When you begin to read the actual article, you then find this suppression of the doubters again, this time in the form of ex-nomination: ‘those who say they have detailed knowledge of the case discount conspiracy theories linking it to efforts to discredit WikiLeaks’. Unless the journalist identifies whom he is referring to, then strictly speaking, he is producing a categorically false representation: one of those who presumably has ‘detailed knowledge of the case’ is Assange, and as far as I know, he’s by no means ‘discounting conspiracy theories’.

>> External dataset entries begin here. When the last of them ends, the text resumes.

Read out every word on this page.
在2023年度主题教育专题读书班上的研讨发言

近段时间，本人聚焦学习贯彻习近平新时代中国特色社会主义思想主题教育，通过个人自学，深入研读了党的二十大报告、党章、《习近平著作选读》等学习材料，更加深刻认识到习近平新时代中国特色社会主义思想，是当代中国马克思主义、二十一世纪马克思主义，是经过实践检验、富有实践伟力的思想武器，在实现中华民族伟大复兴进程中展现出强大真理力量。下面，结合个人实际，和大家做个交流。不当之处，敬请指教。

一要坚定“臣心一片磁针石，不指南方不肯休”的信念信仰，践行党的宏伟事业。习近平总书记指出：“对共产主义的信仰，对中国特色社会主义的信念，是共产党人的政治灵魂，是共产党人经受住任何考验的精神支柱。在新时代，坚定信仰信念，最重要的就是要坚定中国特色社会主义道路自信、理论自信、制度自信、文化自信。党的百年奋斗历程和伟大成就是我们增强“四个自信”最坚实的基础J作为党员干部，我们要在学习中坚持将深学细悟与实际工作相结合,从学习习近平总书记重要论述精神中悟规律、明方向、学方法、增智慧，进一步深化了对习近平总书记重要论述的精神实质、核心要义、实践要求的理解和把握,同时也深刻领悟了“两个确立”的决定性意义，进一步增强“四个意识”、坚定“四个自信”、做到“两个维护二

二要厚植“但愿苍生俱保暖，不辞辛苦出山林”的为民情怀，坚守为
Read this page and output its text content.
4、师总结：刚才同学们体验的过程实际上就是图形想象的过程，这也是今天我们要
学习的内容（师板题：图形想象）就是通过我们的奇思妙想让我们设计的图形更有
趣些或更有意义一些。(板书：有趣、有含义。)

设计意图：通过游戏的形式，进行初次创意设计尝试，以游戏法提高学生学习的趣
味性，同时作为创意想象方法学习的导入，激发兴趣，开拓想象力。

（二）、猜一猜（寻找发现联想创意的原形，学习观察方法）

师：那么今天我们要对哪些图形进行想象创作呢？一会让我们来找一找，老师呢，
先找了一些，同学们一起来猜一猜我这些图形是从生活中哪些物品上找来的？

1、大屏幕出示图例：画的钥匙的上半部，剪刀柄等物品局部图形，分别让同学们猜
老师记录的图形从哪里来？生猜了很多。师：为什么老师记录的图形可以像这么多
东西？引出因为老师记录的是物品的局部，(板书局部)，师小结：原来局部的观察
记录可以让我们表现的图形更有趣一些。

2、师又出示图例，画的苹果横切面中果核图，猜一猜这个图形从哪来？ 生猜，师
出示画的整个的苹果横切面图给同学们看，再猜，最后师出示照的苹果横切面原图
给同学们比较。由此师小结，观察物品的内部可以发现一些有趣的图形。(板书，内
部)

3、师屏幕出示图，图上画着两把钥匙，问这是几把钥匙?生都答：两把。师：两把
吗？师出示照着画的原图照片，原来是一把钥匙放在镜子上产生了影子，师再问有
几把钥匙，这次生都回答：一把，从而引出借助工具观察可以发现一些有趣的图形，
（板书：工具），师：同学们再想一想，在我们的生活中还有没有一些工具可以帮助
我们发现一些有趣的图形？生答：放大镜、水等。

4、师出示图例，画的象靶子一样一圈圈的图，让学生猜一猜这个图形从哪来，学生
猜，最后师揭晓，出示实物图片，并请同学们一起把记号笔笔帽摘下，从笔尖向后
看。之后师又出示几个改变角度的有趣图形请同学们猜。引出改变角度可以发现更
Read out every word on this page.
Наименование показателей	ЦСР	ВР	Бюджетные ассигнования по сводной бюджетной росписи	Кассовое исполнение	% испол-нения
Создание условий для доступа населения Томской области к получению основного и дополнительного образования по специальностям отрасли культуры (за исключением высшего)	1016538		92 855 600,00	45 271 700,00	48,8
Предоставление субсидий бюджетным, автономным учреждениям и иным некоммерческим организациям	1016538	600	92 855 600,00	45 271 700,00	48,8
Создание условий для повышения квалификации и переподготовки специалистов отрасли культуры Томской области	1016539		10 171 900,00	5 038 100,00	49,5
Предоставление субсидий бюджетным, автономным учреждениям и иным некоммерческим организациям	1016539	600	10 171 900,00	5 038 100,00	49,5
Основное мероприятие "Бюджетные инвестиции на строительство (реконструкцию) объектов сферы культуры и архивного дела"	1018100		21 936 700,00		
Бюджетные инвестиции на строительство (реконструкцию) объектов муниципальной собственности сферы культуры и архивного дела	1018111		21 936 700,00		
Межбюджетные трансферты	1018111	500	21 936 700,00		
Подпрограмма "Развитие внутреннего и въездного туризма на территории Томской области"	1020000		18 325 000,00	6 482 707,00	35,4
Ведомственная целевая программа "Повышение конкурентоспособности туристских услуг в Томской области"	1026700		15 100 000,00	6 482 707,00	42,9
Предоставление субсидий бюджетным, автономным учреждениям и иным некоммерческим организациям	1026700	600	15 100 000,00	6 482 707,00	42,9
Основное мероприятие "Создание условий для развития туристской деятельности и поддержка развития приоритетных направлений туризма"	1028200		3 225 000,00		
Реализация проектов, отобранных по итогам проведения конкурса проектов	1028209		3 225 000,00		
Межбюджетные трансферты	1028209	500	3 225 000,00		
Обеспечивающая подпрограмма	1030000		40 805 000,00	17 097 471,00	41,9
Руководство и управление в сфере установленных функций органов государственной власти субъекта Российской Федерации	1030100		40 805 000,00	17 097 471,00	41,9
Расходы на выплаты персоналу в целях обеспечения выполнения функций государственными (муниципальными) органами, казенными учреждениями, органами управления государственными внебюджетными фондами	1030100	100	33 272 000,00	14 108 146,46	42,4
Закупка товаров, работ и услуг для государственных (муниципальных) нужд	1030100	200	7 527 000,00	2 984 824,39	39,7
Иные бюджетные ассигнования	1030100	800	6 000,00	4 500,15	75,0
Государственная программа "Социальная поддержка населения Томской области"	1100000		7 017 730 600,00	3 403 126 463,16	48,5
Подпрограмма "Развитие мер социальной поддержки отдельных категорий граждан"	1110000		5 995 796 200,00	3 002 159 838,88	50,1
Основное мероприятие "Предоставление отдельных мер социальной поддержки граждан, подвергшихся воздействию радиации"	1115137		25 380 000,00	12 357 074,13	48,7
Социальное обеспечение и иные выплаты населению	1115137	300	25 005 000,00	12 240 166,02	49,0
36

What is perhaps most insulting is the way in which the paper then goes on to effectively legitimate the views of what may well be one or more interested parties in any conspiracy:’…the conspiratorial view has found no backing from the prosecutor’s office, where the senior prosecutor in charge of the case, Eva Finne, said Monday that nothing she knew of the case suggested that there had been any outside involvement in the events that led the two women to make their accusations against Mr. Assange.’ Pardon me for stating the obvious, but would Mr Burns, and the NY Times actually expect the senior prosecutor to say that there was evidence of a conspiracy?
To quote, finally, an unidentified ‘close friend’ of Assange’s in the way that the paper does is nothing short of scandalous—the potential for manipulation either way (for or against Assange) should be obvious: ‘But one of Mr. Assange’s close friends in Sweden, who said he had discussed the case in detail with Mr. Assange and one of the women, said he was “absolutely sure” that what was involved were personal animosities and grievances that flowed out of brief relationships Mr. Assange had with the women.’ Eh? This is the kind of thing you’d expect to find in The Sun.
In my view, this is the style of journalism that, after Fox-News-Journalism (which is in a class of its known), has done the most to legitimize the rise of neoliberalism in the United States. Let us not forget that this is also the paper that referred to U.S. military torture as ‘torment’, and as ‘harsh interrogation techniques’.